Marriage is a gift of God involving a unique commitment between two people. Our constitutional change wisely describes marriage as we have witnessed it-- just as our biblical forbears have done. Those of us who are or know LGBTQ people have seen it. Years, even decades of loving commitment between two people who do not fit into the "one man and one woman" paradigm, but whose lives are clearly, joyously enriched, and who, in the strength of that love and commitment, are thus able to live more fully and authentically as God's people in the world. We've seen marriages like this. They exist. And we are describing them, and affirming them, and welcoming them into our churches.
As a result of this, the denomination in which I serve is now saying to all its members: You are welcome here. Your relationships are real and valid. God has made you who you know yourself to be, and we rejoice with you in what that means for the world. In your marriage we see-- not pie in the sky perfection, but real human beings, children of God, striving to live with meaning and joy. Just like all the other married people, in the PC(USA), and beyond.
Thanks be to God.
I know there are folks who do not feel thankful today. I know there are those-- including people I know and dearly love-- who are not able to let go of the idea that Genesis 2:24 mandates that marriage be between one man and one woman only (despite the bible's descriptions of other permutations of marriage). This story is for them.

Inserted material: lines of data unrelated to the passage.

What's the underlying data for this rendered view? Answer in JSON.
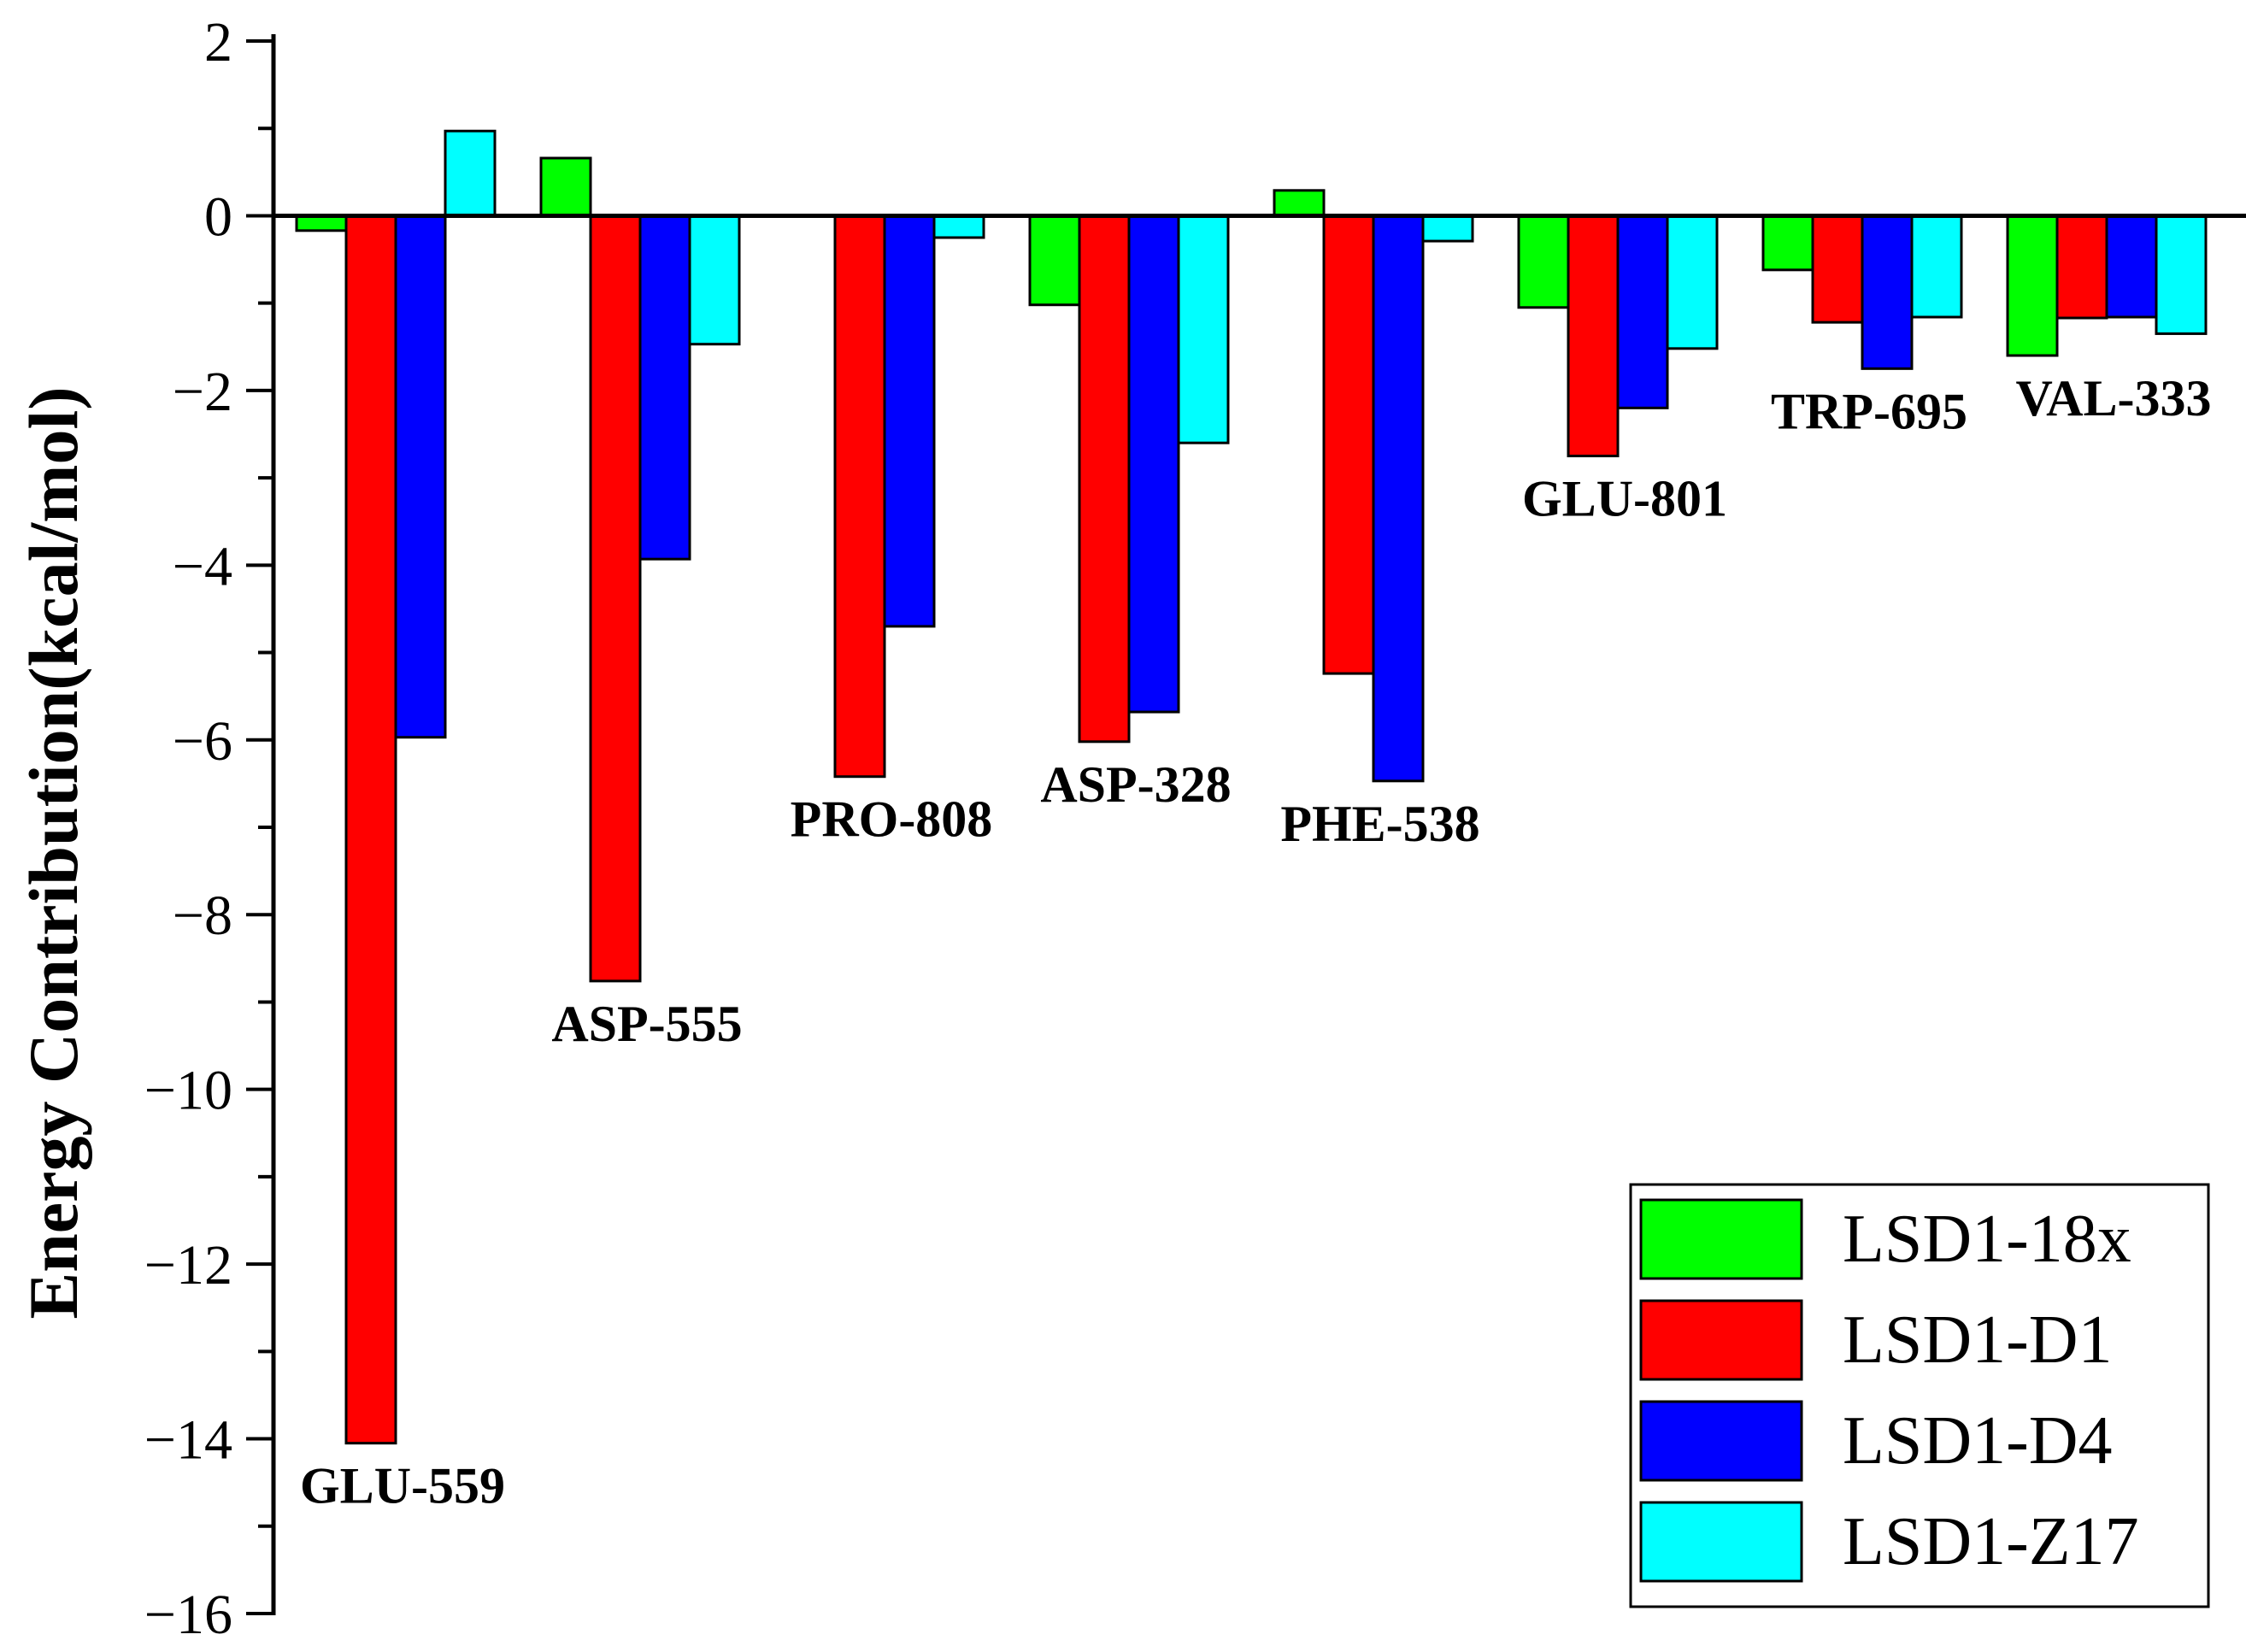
{
  "chart_data": {
    "type": "bar",
    "title": "",
    "xlabel": "",
    "ylabel": "Energy Contribution(kcal/mol)",
    "ylim": [
      -16,
      2
    ],
    "yticks": [
      2,
      0,
      -2,
      -4,
      -6,
      -8,
      -10,
      -12,
      -14,
      -16
    ],
    "ytick_labels": [
      "2",
      "0",
      "−2",
      "−4",
      "−6",
      "−8",
      "−10",
      "−12",
      "−14",
      "−16"
    ],
    "grid": false,
    "legend_position": "bottom-right",
    "categories": [
      "GLU-559",
      "ASP-555",
      "PRO-808",
      "ASP-328",
      "PHE-538",
      "GLU-801",
      "TRP-695",
      "VAL-333"
    ],
    "series": [
      {
        "name": "LSD1-18x",
        "color": "#00ff00",
        "values": [
          -0.17,
          0.66,
          0.0,
          -1.02,
          0.29,
          -1.05,
          -0.62,
          -1.6
        ]
      },
      {
        "name": "LSD1-D1",
        "color": "#ff0000",
        "values": [
          -14.05,
          -8.76,
          -6.42,
          -6.02,
          -5.24,
          -2.75,
          -1.22,
          -1.17
        ]
      },
      {
        "name": "LSD1-D4",
        "color": "#0000ff",
        "values": [
          -5.97,
          -3.93,
          -4.7,
          -5.68,
          -6.47,
          -2.2,
          -1.75,
          -1.16
        ]
      },
      {
        "name": "LSD1-Z17",
        "color": "#00ffff",
        "values": [
          0.97,
          -1.47,
          -0.25,
          -2.6,
          -0.29,
          -1.52,
          -1.16,
          -1.35
        ]
      }
    ]
  }
}
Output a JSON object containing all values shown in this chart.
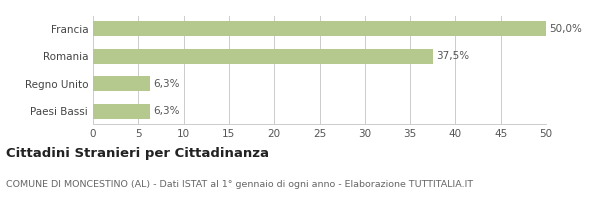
{
  "categories": [
    "Paesi Bassi",
    "Regno Unito",
    "Romania",
    "Francia"
  ],
  "values": [
    6.3,
    6.3,
    37.5,
    50.0
  ],
  "labels": [
    "6,3%",
    "6,3%",
    "37,5%",
    "50,0%"
  ],
  "bar_color": "#b5c98e",
  "xlim": [
    0,
    50
  ],
  "xticks": [
    0,
    5,
    10,
    15,
    20,
    25,
    30,
    35,
    40,
    45,
    50
  ],
  "title_bold": "Cittadini Stranieri per Cittadinanza",
  "subtitle": "COMUNE DI MONCESTINO (AL) - Dati ISTAT al 1° gennaio di ogni anno - Elaborazione TUTTITALIA.IT",
  "background_color": "#ffffff",
  "grid_color": "#cccccc",
  "bar_height": 0.55,
  "label_fontsize": 7.5,
  "tick_fontsize": 7.5,
  "ytick_fontsize": 7.5,
  "title_fontsize": 9.5,
  "subtitle_fontsize": 6.8
}
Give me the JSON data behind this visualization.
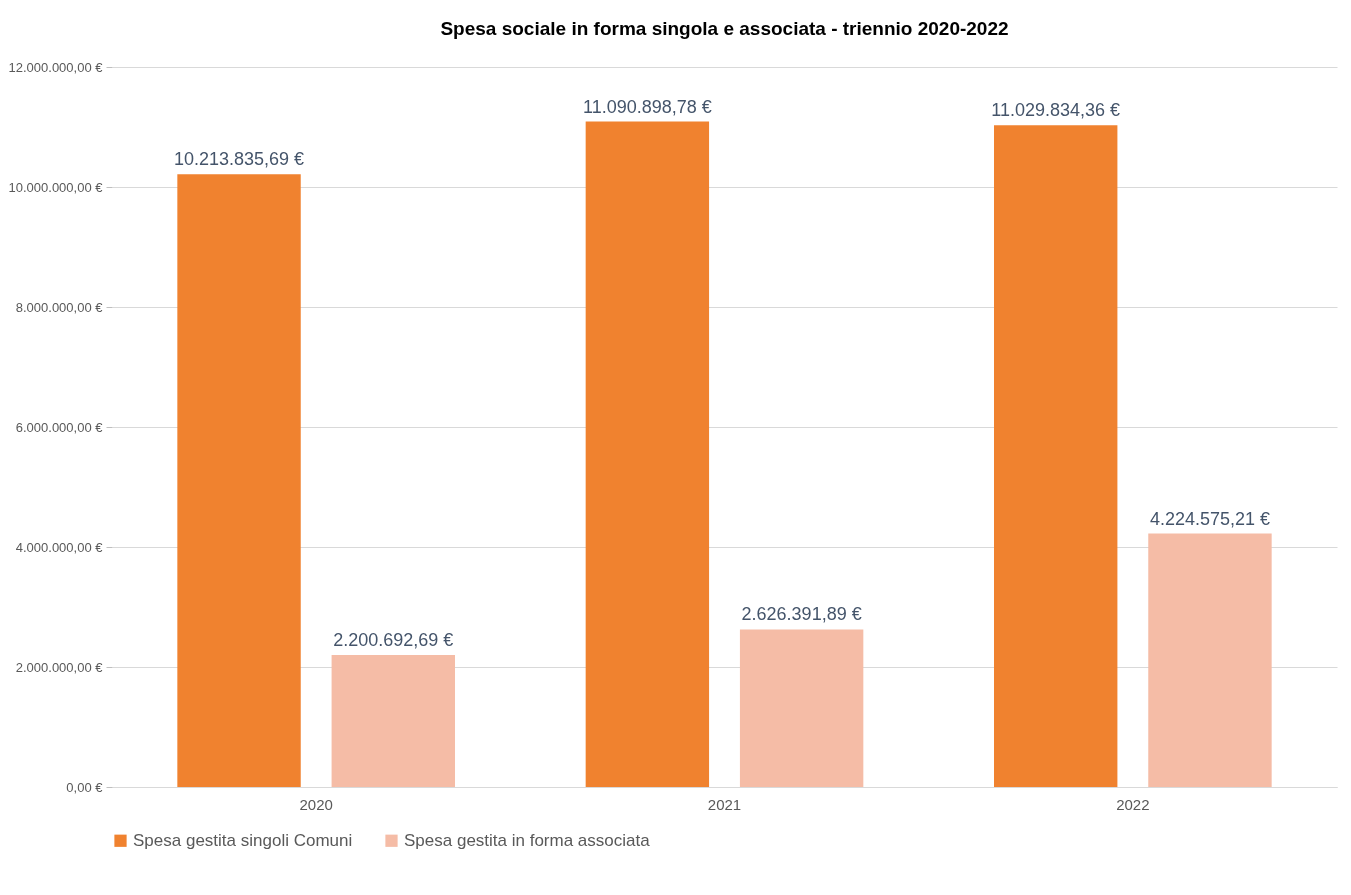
{
  "chart_data": {
    "type": "bar",
    "title": "Spesa sociale in forma singola e associata - triennio 2020-2022",
    "categories": [
      "2020",
      "2021",
      "2022"
    ],
    "series": [
      {
        "name": "Spesa gestita singoli Comuni",
        "color": "#f0822f",
        "values": [
          10213835.69,
          11090898.78,
          11029834.36
        ],
        "value_labels": [
          "10.213.835,69 €",
          "11.090.898,78 €",
          "11.029.834,36 €"
        ]
      },
      {
        "name": "Spesa gestita in forma associata",
        "color": "#f5bca6",
        "values": [
          2200692.69,
          2626391.89,
          4224575.21
        ],
        "value_labels": [
          "2.200.692,69 €",
          "2.626.391,89 €",
          "4.224.575,21 €"
        ]
      }
    ],
    "ylim": [
      0,
      12000000
    ],
    "yticks": [
      {
        "value": 0,
        "label": "0,00 €"
      },
      {
        "value": 2000000,
        "label": "2.000.000,00 €"
      },
      {
        "value": 4000000,
        "label": "4.000.000,00 €"
      },
      {
        "value": 6000000,
        "label": "6.000.000,00 €"
      },
      {
        "value": 8000000,
        "label": "8.000.000,00 €"
      },
      {
        "value": 10000000,
        "label": "10.000.000,00 €"
      },
      {
        "value": 12000000,
        "label": "12.000.000,00 €"
      }
    ],
    "grid": "y",
    "legend": "bottom"
  }
}
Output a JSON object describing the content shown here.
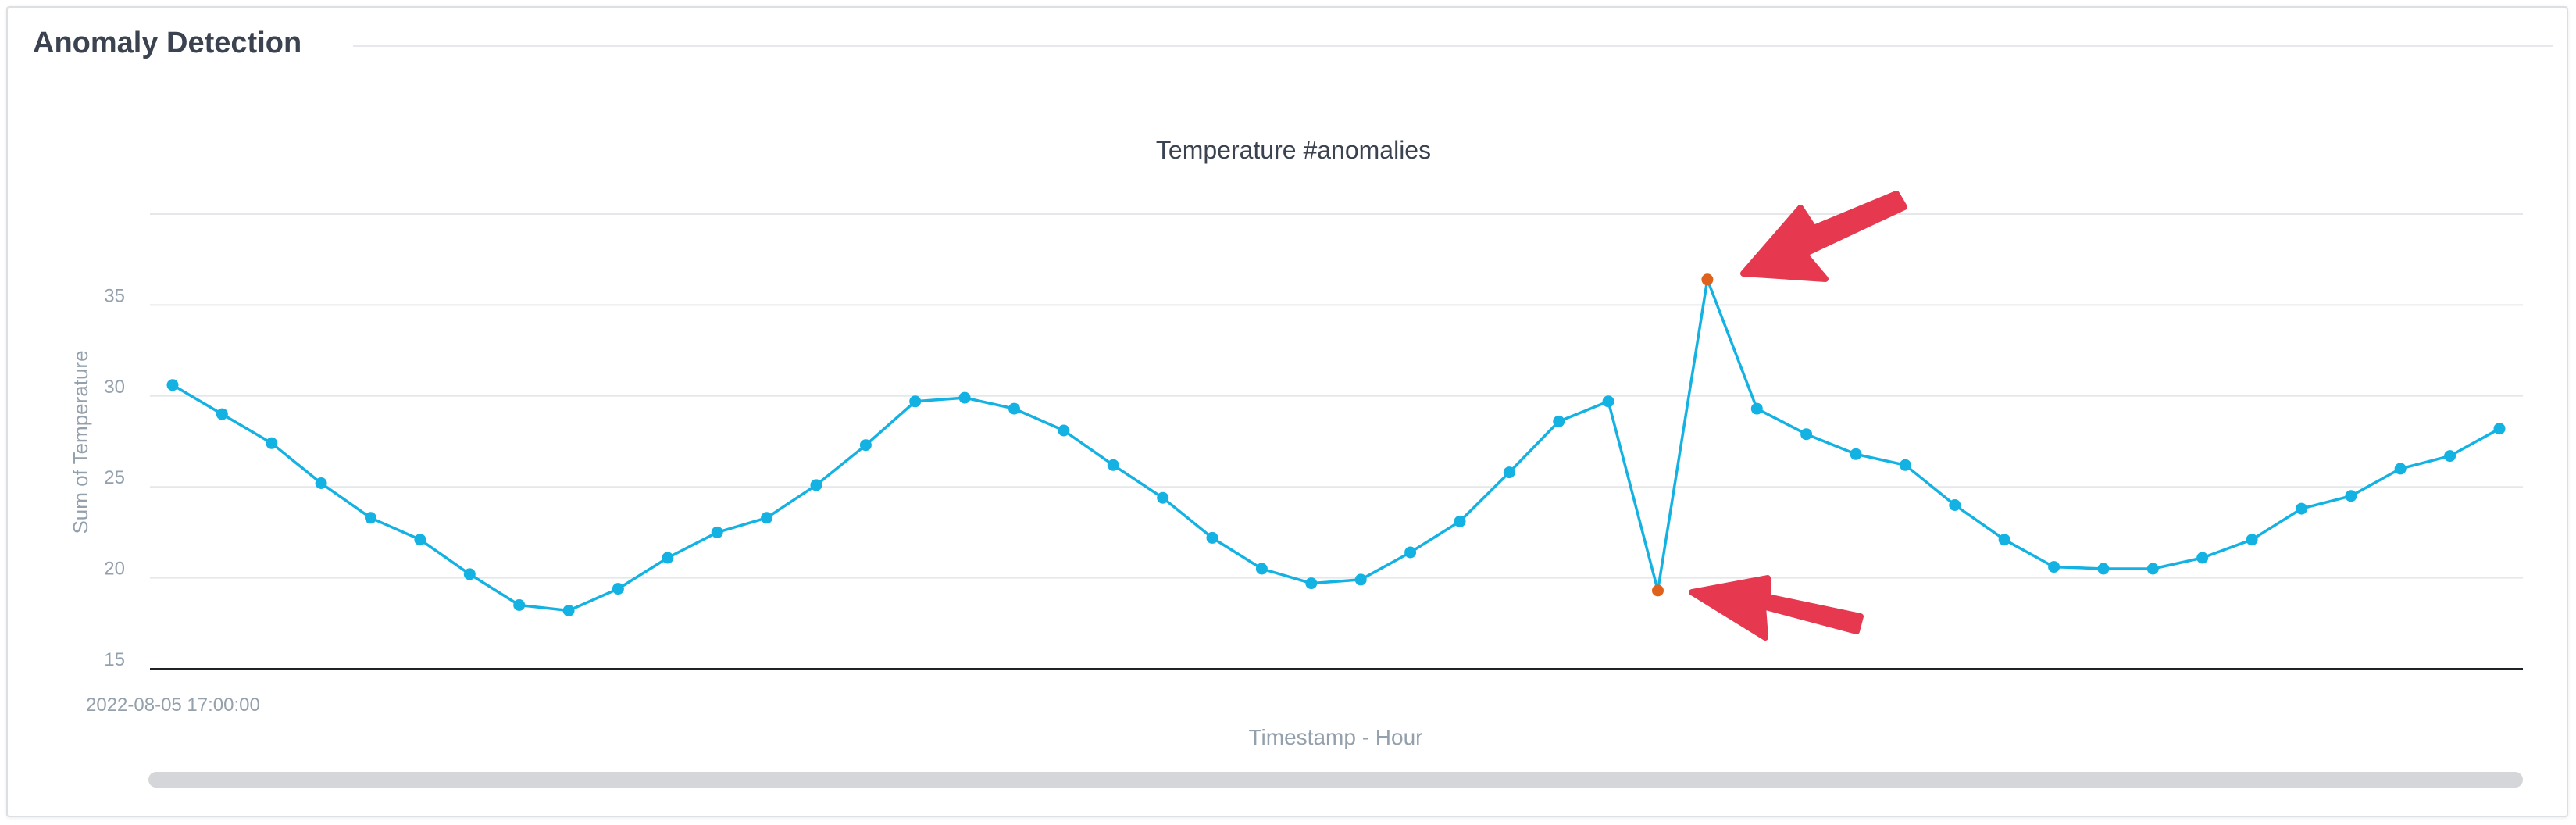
{
  "widget": {
    "title": "Anomaly Detection"
  },
  "colors": {
    "line": "#14b2e2",
    "anomaly": "#e0611b",
    "arrow": "#e6394f",
    "grid": "#e5e7ea",
    "axis": "#1f2328",
    "label": "#94a1ad",
    "title": "#3b4350"
  },
  "chart_data": {
    "type": "line",
    "title": "Temperature #anomalies",
    "xlabel": "Timestamp - Hour",
    "ylabel": "Sum of Temperature",
    "x_first_label": "2022-08-05 17:00:00",
    "ylim": [
      15,
      40
    ],
    "yticks": [
      15,
      20,
      25,
      30,
      35
    ],
    "grid": true,
    "legend": "none",
    "series": [
      {
        "values": [
          30.6,
          29.0,
          27.4,
          25.2,
          23.3,
          22.1,
          20.2,
          18.5,
          18.2,
          19.4,
          21.1,
          22.5,
          23.3,
          25.1,
          27.3,
          29.7,
          29.9,
          29.3,
          28.1,
          26.2,
          24.4,
          22.2,
          20.5,
          19.7,
          19.9,
          21.4,
          23.1,
          25.8,
          28.6,
          29.7,
          19.3,
          36.4,
          29.3,
          27.9,
          26.8,
          26.2,
          24.0,
          22.1,
          20.6,
          20.5,
          20.5,
          21.1,
          22.1,
          23.8,
          24.5,
          26.0,
          26.7,
          28.2
        ]
      }
    ],
    "anomaly_indices": [
      30,
      31
    ]
  }
}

A few years ago I was taking a continuing education class at my alma mater, Union Theological Seminary in the City of New York, taught by none other than the eminent Old Testametnt scholar and UTS professor emerita, Phyllis Trible. We were reading the creation accounts in Genesis. A participant in the class asked about 2:24, and said, "What does that have to say to the debate about marriage equality, so-called same-sex marriage?" Prof. Trible looked at us all for a moment, and then asked us a question.
"In order for this passage to speak to the debate around LGBTQ marriage, there would have to be WHAT or WHO in the passage?"
And we all nodded our understanding, and someone said it aloud. "Another man or another woman."
She pushed the point home. "This passage says nothing about same-sex marriage. It does not address it, one way or the other."